Scotland’s policy seeks, as a start, to balance the safety benefits of face masks with the potential detrimental impact on teaching when visual cues are missing. Given that children are meant to wear masks in other enclosed spaces such as shops and trains, it is no surprise that they would also don a face covering in schools. Well, it would not be a surprise unless one was not paying attention to international best practice or trends in global science. For those nations like France that are perhaps engaged more deeply with the issues, the public was told a day before the WHO announcement that face coverings for pupils were to be made mandatory. But if you are part of a UK government that relishes being at odds with the rest of the world and sees political advantage in thumbing its nose at know-it-all foreigners, then you stick to your national delusions.

Hence cabinet ministers on Tuesday morning were still insisting that there was no need to change the advice to parents and pupils that wearing a face covering was “not recommended” in schools. However, with pressure building from devolved administrations, the prime minister has been forced to U-turn. Gone are the objections. Schools in England can now require face masks and it will be mandatory in areas where Covid is spreading fast. Mr Johnson puts his retreat down to the shifting advice he receives. Yet the only new information is that from the WHO. Building a political project on being leery towards international organisations in the midst of a global pandemic comes at a price. Who knew?

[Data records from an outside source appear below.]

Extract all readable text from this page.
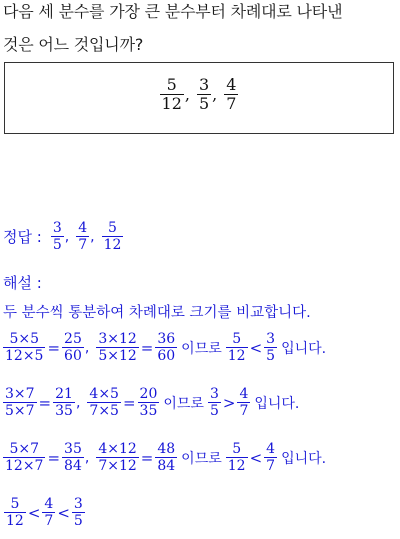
다음 세 분수를 가장 큰 분수부터 차례대로 나타낸
것은 어느 것입니까?
$\frac{5}{12}$ , $\frac{3}{5}$ , $\frac{4}{7}$
정답 : $\frac{3}{5}$ , $\frac{4}{7}$ , $\frac{5}{12}$
해설 :
두 분수씩 통분하여 차례대로 크기를 비교합니다.
$\frac{5\times 5}{12\times 5} = \frac{25}{60}$ , $\frac{3\times 12}{5\times 12} = \frac{36}{60}$ 이므로 $\frac{5}{12} < \frac{3}{5}$ 입니다.
$\frac{3\times 7}{5\times 7} = \frac{21}{35}$ , $\frac{4\times 5}{7\times 5} = \frac{20}{35}$ 이므로 $\frac{3}{5} > \frac{4}{7}$ 입니다.
$\frac{5\times 7}{12\times 7} = \frac{35}{84}$ , $\frac{4\times 12}{7\times 12} = \frac{48}{84}$ 이므로 $\frac{5}{12} < \frac{4}{7}$ 입니다.
$\frac{5}{12} < \frac{4}{7} < \frac{3}{5}$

To change cultural norms on face coverings requires clear messaging about being socially responsible. It also takes time. At the beginning of July only about half of English people who left home reported wearing a face covering at least once a week. It took four weeks of ministerial exhortation and introducing fines after making masks mandatory in shops and on public transport for that figure to rise to 96%. Such a change cannot be effected overnight in schools. This is tricky stuff: a recent scientific paper on wearing masks argued reasonably that “the child’s will must not be forced”. What is needed is education and engagement of both pupils and parents. That is more likely to be delivered by the sombre acumen exhibited by the first ministers of the devolved parliaments than by the slapdash hype and prickly isolationism of the UK’s prime minister.